Each individual morpheme within a given productive sign could then be analysed in terms of its category type. The main classes of morpheme type are those which have been established, for example, within the Dictionary of BSL English (Brien, 1992) and in the work of Brennan (1990a, 1990b, 1994). These include such forms as size and shape classifiers, handling classifiers, aspectual movement morphemes and metaphor morphemes. However, while some forms are fairly easily allocated to particular classes, some morphemes pose categorisation difficulties. It was therefore decided to keep a number of ‘open’ categories stored in the database; the data in these open categories could always be re-allocated to existing or newly defined closed categories as the research evolved.
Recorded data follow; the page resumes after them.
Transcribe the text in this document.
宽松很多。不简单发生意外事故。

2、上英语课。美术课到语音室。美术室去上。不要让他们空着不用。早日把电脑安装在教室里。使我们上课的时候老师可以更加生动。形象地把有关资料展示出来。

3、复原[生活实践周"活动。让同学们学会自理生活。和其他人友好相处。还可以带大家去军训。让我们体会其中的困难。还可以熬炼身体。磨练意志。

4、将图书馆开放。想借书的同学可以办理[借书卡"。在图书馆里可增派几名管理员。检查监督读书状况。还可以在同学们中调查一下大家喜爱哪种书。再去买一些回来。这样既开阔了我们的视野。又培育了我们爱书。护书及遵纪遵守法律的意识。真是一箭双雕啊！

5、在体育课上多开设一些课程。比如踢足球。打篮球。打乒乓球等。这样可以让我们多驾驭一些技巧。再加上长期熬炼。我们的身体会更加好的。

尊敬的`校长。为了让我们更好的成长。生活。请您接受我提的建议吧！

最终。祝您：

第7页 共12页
As a direct result of the exploratory nature of the research in hand, the PLD ’s design brief has resulted in a new type of flexible, open-ended and modular database for linguistics analysis of productive forms.

1.2 The PLD in the making

Using the design brief to guide the structural layout, a relational database was developed in the commercially available and popular FileMaker Pro software (version 4.0). This development only proved necessary when the SignBase Administrator bespoke software (see Brien and Brennan 1995) from which the Productive Lexicon project intended to benefit turned out to be unsuitable as a research tool for this project. It was therefore agreed that a new database be designed using commercially available software, for two main reasons: to save project effort and cost, and to retain full command over structural specifications and development opportunities arising.
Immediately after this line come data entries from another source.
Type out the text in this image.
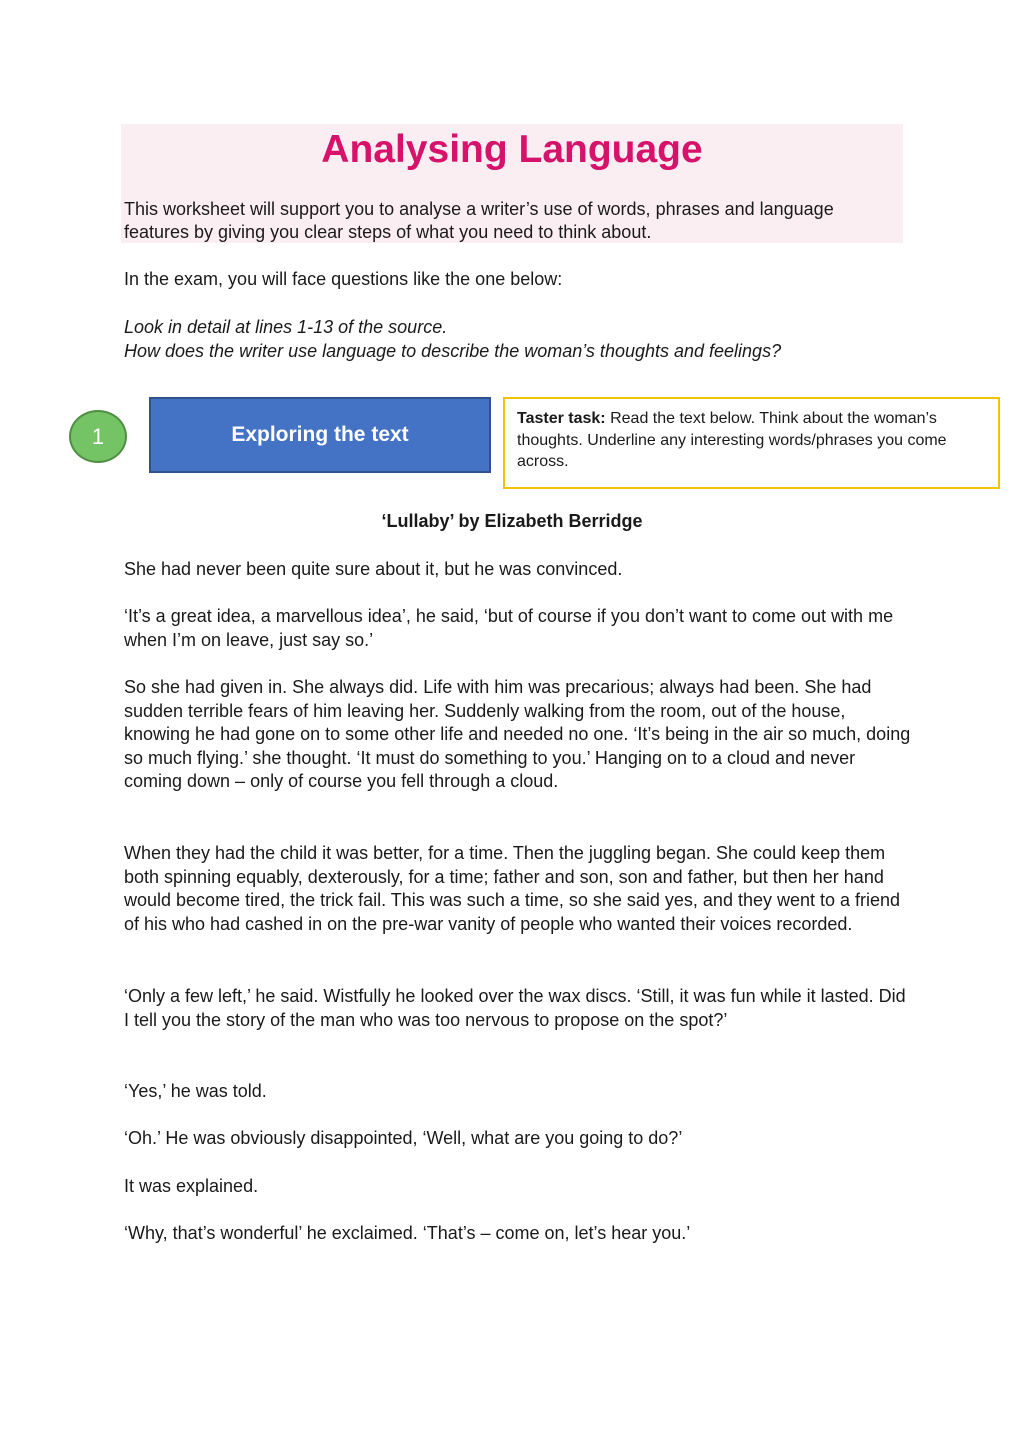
Analysing Language

This worksheet will support you to analyse a writer’s use of words, phrases and language features by giving you clear steps of what you need to think about.

In the exam, you will face questions like the one below:

Look in detail at lines 1-13 of the source.

How does the writer use language to describe the woman’s thoughts and feelings?

1	Exploring the text
Taster task: Read the text below. Think about the woman’s thoughts. Underline any interesting words/phrases you come across.

‘Lullaby’ by Elizabeth Berridge

She had never been quite sure about it, but he was convinced.

‘It’s a great idea, a marvellous idea’, he said, ‘but of course if you don’t want to come out with me when I’m on leave, just say so.’

So she had given in. She always did. Life with him was precarious; always had been. She had sudden terrible fears of him leaving her. Suddenly walking from the room, out of the house, knowing he had gone on to some other life and needed no one. ‘It’s being in the air so much, doing so much flying.’ she thought. ‘It must do something to you.’ Hanging on to a cloud and never coming down – only of course you fell through a cloud.

When they had the child it was better, for a time. Then the juggling began. She could keep them both spinning equably, dexterously, for a time; father and son, son and father, but then her hand would become tired, the trick fail. This was such a time, so she said yes, and they went to a friend of his who had cashed in on the pre-war vanity of people who wanted their voices recorded.

‘Only a few left,’ he said. Wistfully he looked over the wax discs. ‘Still, it was fun while it lasted. Did I tell you the story of the man who was too nervous to propose on the spot?’

‘Yes,’ he was told.

‘Oh.’ He was obviously disappointed, ‘Well, what are you going to do?’

It was explained.

‘Why, that’s wonderful’ he exclaimed. ‘That’s – come on, let’s hear you.’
The development of this database took about two months, including a number of rigorous changes following pilot assessments. The general feeling among project members was that the PLD development work was a successful attempt—albeit an unsophisticated one at the programming level—at a dedicated form of sign linguistic database modelling, and with the considerable benefit of three years’ experience in working through a content structure for the SignBase Administrator, the PLD demonstrates what can be achieved by marrying linguistic structure and database structure in all stages of development.2 The data-model on which the PLD is based clearly reflects our understanding of the morphology of productive sign lexicon as formulated at the outset of the project, but significantly, the PLD could be adapted and expanded on the fly as that understanding developed; as our understanding grew, so too did the PLD’s capabilities.
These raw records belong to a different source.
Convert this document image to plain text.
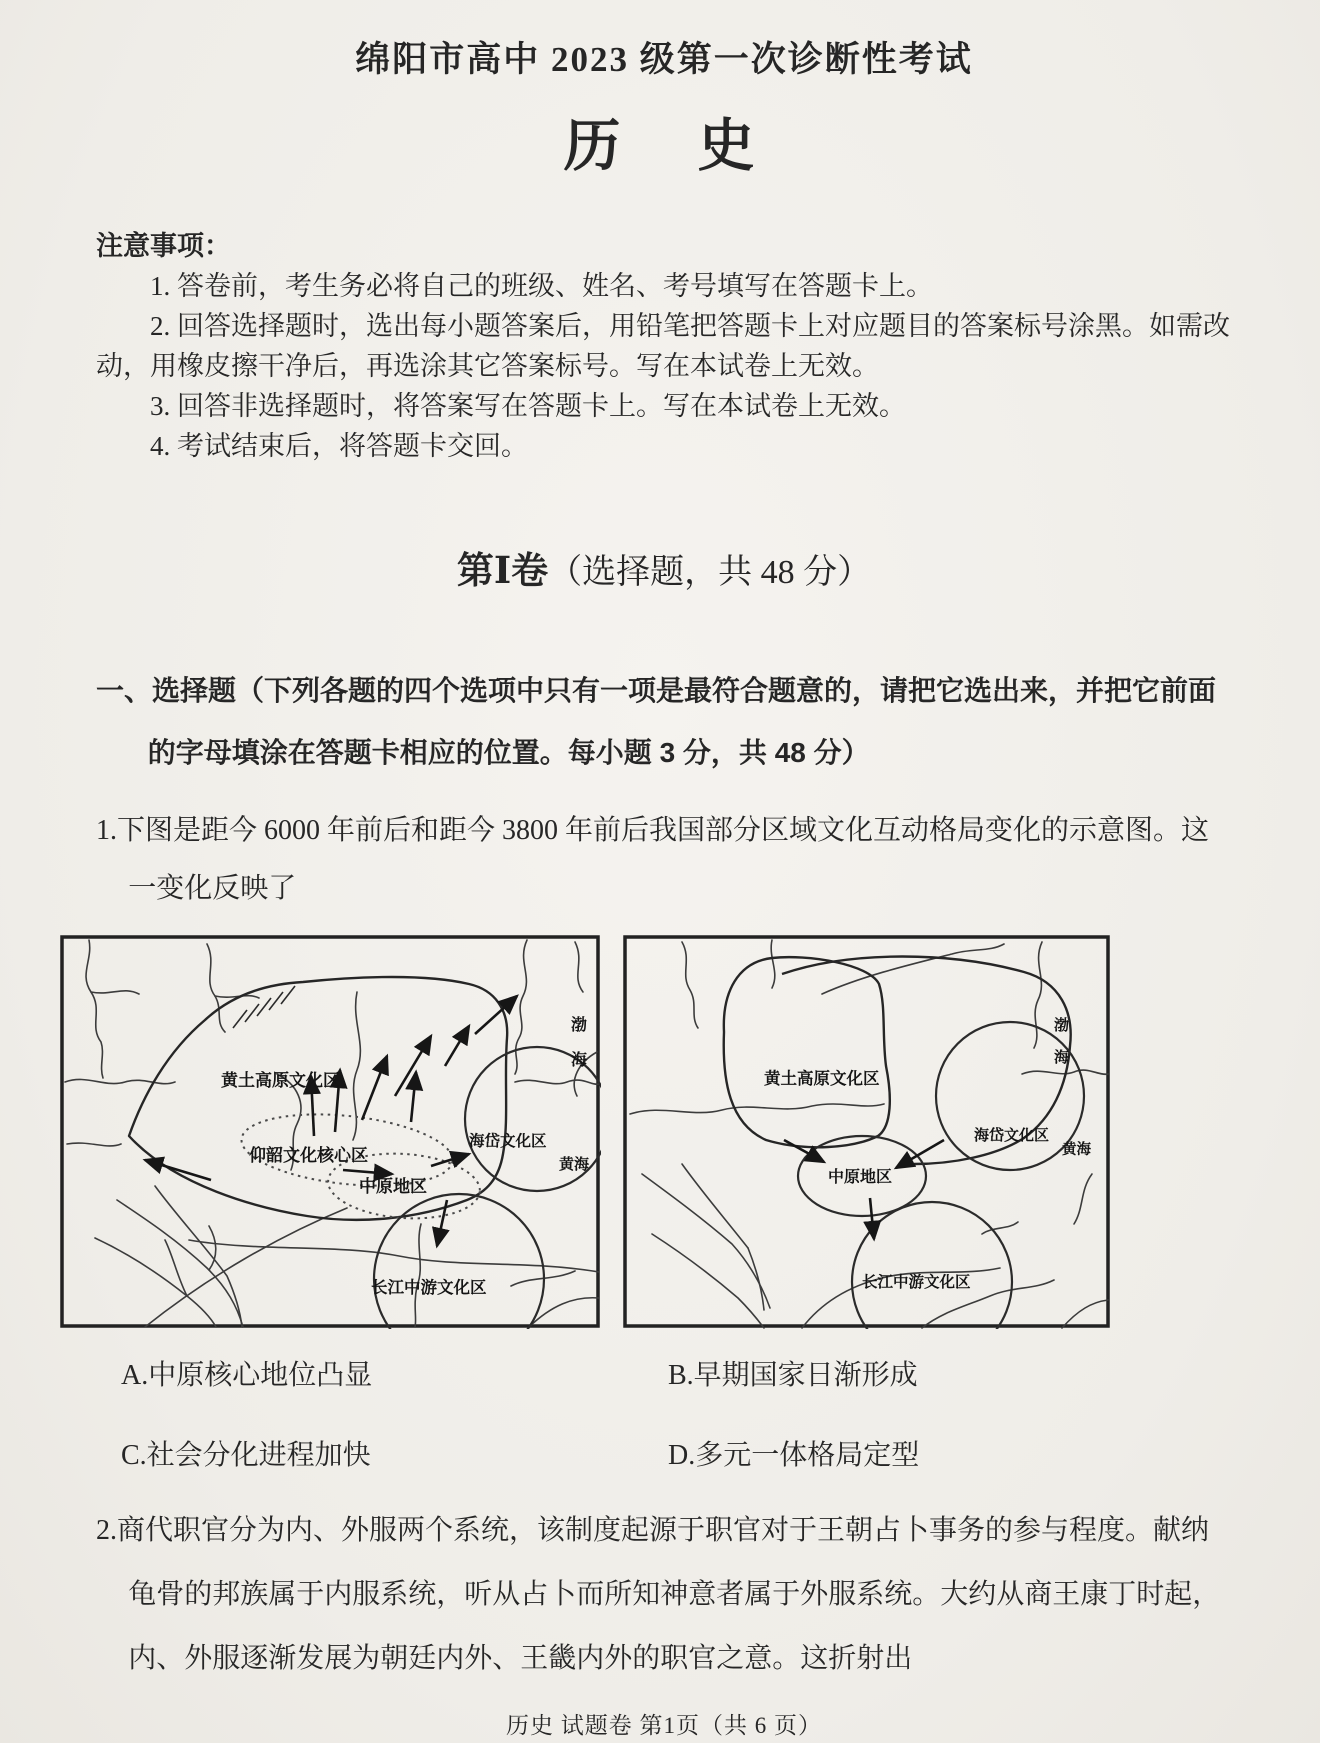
绵阳市高中 2023 级第一次诊断性考试
历　史
注意事项：
1. 答卷前，考生务必将自己的班级、姓名、考号填写在答题卡上。
2. 回答选择题时，选出每小题答案后，用铅笔把答题卡上对应题目的答案标号涂黑。如需改动，用橡皮擦干净后，再选涂其它答案标号。写在本试卷上无效。
3. 回答非选择题时，将答案写在答题卡上。写在本试卷上无效。
4. 考试结束后，将答题卡交回。
第Ⅰ卷（选择题，共 48 分）
一、选择题（下列各题的四个选项中只有一项是最符合题意的，请把它选出来，并把它前面
的字母填涂在答题卡相应的位置。每小题 3 分，共 48 分）
1.下图是距今 6000 年前后和距今 3800 年前后我国部分区域文化互动格局变化的示意图。这
一变化反映了
黄土高原文化区
仰韶文化核心区
中原地区
海岱文化区
渤
海
黄海
长江中游文化区
黄土高原文化区
海岱文化区
中原地区
长江中游文化区
渤
海
黄海
A.中原核心地位凸显	B.早期国家日渐形成
C.社会分化进程加快	D.多元一体格局定型
2.商代职官分为内、外服两个系统，该制度起源于职官对于王朝占卜事务的参与程度。献纳
龟骨的邦族属于内服系统，听从占卜而所知神意者属于外服系统。大约从商王康丁时起，
内、外服逐渐发展为朝廷内外、王畿内外的职官之意。这折射出
历史 试题卷 第1页（共 6 页）
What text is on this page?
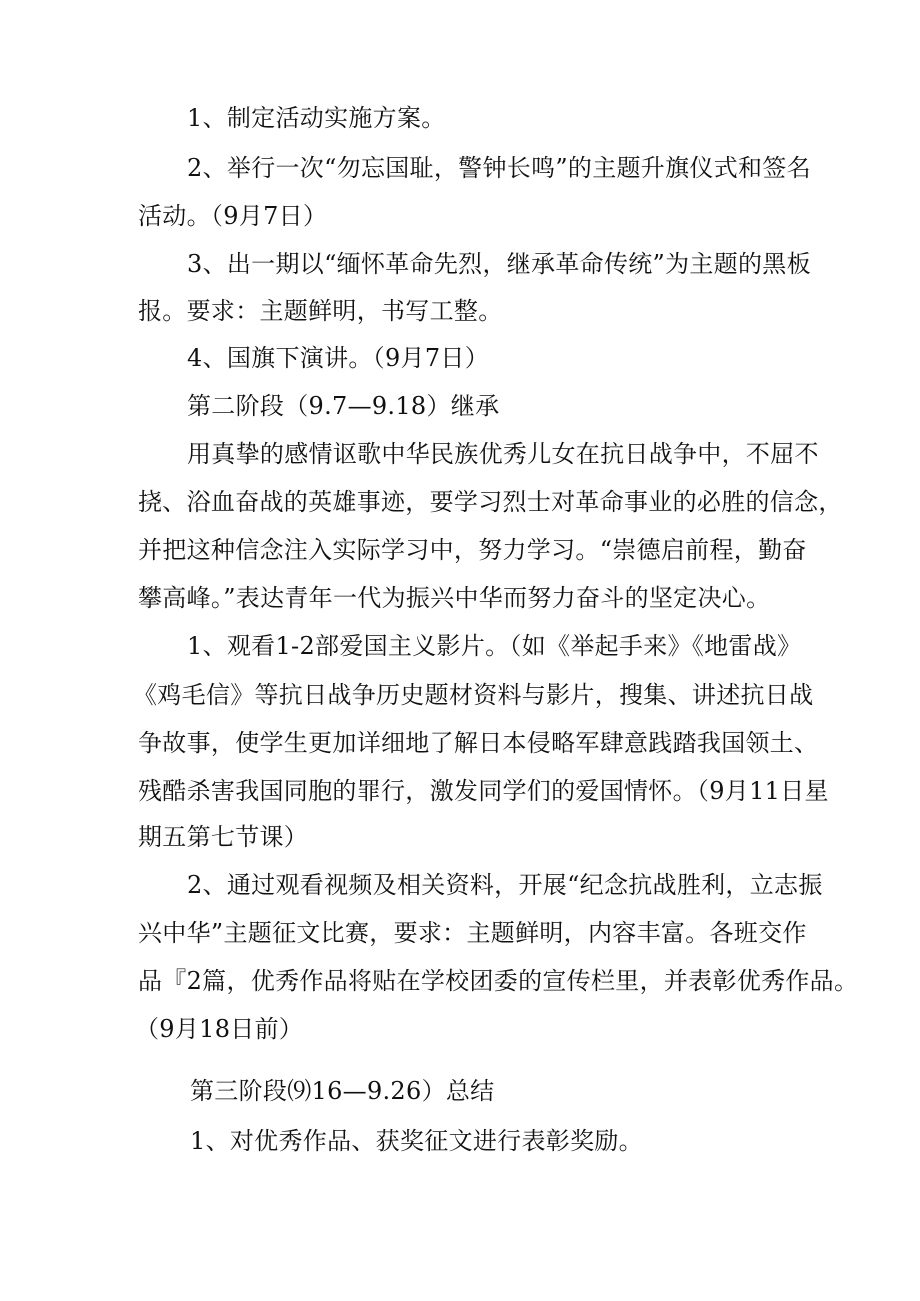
1、制定活动实施方案。
2、举行一次“勿忘国耻，警钟长鸣”的主题升旗仪式和签名
活动。（9月7日）
3、出一期以“缅怀革命先烈，继承革命传统”为主题的黑板
报。要求：主题鲜明，书写工整。
4、国旗下演讲。（9月7日）
第二阶段（9.7—9.18）继承
用真挚的感情讴歌中华民族优秀儿女在抗日战争中，不屈不
挠、浴血奋战的英雄事迹，要学习烈士对革命事业的必胜的信念，
并把这种信念注入实际学习中，努力学习。“崇德启前程，勤奋
攀高峰。”表达青年一代为振兴中华而努力奋斗的坚定决心。
1、观看1-2部爱国主义影片。（如《举起手来》《地雷战》
《鸡毛信》等抗日战争历史题材资料与影片，搜集、讲述抗日战
争故事，使学生更加详细地了解日本侵略军肆意践踏我国领土、
残酷杀害我国同胞的罪行，激发同学们的爱国情怀。（9月11日星
期五第七节课）
2、通过观看视频及相关资料，开展“纪念抗战胜利，立志振
兴中华”主题征文比赛，要求：主题鲜明，内容丰富。各班交作
品『2篇，优秀作品将贴在学校团委的宣传栏里，并表彰优秀作品。
（9月18日前）
第三阶段⑼16—9.26）总结
1、对优秀作品、获奖征文进行表彰奖励。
2. The datamodel of the Productive Lexicon Database

the PLD effectively comprises series of related records located in multiple database files which are ‘connected’ only by the core sign record’s auto-entered id number. The id number is an entirely arbitrary allocation, and merely makes it possible to change a sign’s label without breaking the links between the files. This information is stored in the central file, called the BSL file and is the only information required to start a new entry. Since the PLD is a research tool and therefore subject to frequent redevelopment, the graphic interface is unremarkable, but all functions in the files are strongly colour-coded; the PLD groups together functions relating to data maintenance, functions relating to data exploration, and navigating functions operating within a file and between files in separate, colour-coded menus.

The relations between the files that are a part of the current version of the PLD can quite simply be schematised as in figure 1 below.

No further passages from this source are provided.